Oscar Bernheim, Respondent, v. George L. Woodman and Another, Appellants.
Second Department,
June 19, 1925.
Mortgages — foreclosure — evidence insufficient to justify judgment in favor of plaintiff.
In an action to foreclose a mortgage on real property in which the complaint fails to allege the terms and conditions for the repayment of the alleged loan, and in which there are no findings of fact on that question, the evidence is insufficient to justify a judgment in favor of the plaintiff. There is no evidence that the payments, forming the basis of the -mortgage, alleged to have been made by plaintiff were made to or for account of the defendants, nor is there any evidence as to how the plaintiff came into the transaction.
Appeal by the defendants, George L. Woodman and another, from a judgment of the Supreme Court in favor of the plaintiff, entered in the office of the clerk of the county of Nassau on the 24th day of November, 1924, upon the decision of the court rendered after a trial at the Nassau Special Term directing the sale of certain premises in an action to foreclose a mortgage.

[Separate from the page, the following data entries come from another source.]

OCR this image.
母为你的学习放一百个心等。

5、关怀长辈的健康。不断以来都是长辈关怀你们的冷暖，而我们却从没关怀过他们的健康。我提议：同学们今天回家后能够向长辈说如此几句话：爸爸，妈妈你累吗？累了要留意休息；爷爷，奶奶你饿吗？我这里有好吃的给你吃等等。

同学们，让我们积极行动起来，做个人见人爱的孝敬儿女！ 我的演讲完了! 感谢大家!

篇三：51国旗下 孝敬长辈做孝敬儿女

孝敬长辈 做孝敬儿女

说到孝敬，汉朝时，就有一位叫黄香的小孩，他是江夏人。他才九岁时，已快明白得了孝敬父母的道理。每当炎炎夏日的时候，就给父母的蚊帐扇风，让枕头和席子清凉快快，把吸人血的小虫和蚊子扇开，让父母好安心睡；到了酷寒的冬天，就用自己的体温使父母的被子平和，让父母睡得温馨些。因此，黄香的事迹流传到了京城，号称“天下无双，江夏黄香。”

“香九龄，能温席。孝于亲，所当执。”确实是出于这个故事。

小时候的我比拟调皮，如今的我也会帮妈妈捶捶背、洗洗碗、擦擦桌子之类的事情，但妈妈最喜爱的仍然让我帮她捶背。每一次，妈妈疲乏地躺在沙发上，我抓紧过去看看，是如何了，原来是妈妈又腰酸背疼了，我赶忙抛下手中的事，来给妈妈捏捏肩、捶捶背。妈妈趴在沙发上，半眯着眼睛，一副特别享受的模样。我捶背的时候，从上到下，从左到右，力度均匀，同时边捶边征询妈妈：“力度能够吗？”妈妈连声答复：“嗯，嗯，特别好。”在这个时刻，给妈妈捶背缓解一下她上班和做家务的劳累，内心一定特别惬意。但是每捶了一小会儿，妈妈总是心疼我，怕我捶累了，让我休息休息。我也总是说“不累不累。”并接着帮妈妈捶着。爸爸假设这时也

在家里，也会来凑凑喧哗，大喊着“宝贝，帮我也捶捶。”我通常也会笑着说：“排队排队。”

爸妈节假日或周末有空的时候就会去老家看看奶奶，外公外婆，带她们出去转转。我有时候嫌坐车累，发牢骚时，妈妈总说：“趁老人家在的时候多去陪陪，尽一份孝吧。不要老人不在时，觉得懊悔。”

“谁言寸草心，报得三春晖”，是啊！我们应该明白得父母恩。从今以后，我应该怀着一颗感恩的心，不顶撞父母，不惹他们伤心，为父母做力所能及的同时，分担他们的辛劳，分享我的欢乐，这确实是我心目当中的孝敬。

Lincoln B. Haskin, for the appellants^
Edwin C. Morsch, for the respondent.
[MAJORITY — Per Curiam:]
Per Curiam:
The complaint is defective in that the terms and conditions for repayment of the alleged loan are omitted, and apparently this is more than an error in printing, because the same omission is found in the findings of fact of the trial justice. So that there is really no justification for the finding of a default in the payment of principal or interest. The bond and mortgage bearing date April 1, 1923, and purporting to have been executed and acknowledged on that date in Nassau county, were concededly not executed or acknowledged on April 1, 1923, which was Sunday, nor were they executed in Nassau county. The record is barren of evidence as to how the mortgage came to be made. Defendants deny its validity. There is no'evidence as to how the plaintiff or his brother came into the transaction. It is conceded that plaintiff and his brother never advanced any money to the defendants, and as to the payments claimed to have been made by Alfred Bernheim aggregating $3,847.45, there is no evidence that they were paid for or on account of defendants or as to the dates of the payments or to whom or for what purpose they were made. The mortgage was not put on record until October, 1923, after plaintiff had been notified that defendants disputed the validity of the alleged transaction. The bond is not in the record — it is said to have been lost. The transactions of plaintiff and his brother appear to have been, not with the defendants, owners of the premises, but with one Kennedy who had the contract for doing the carpenter work at $500. Plaintiff says Kennedy was defendants’ agent, but defendants deny this. Kennedy was not called to the witness stand. The whole transaction is peculiar, and the evidence is entirely insufficient to justify the judgment of foreclosure and sale.
Kelly, P. J., Rich, Jaycox, Manning and Young, JJ., concur.
Judgment of foreclosure and sale reversed, upon the facts, and a new trial granted, with costs to appellants to abide the event. The findings of fact at Special Term are reversed as contrary to the evidence, and the conclusions of law are disapproved and set aside.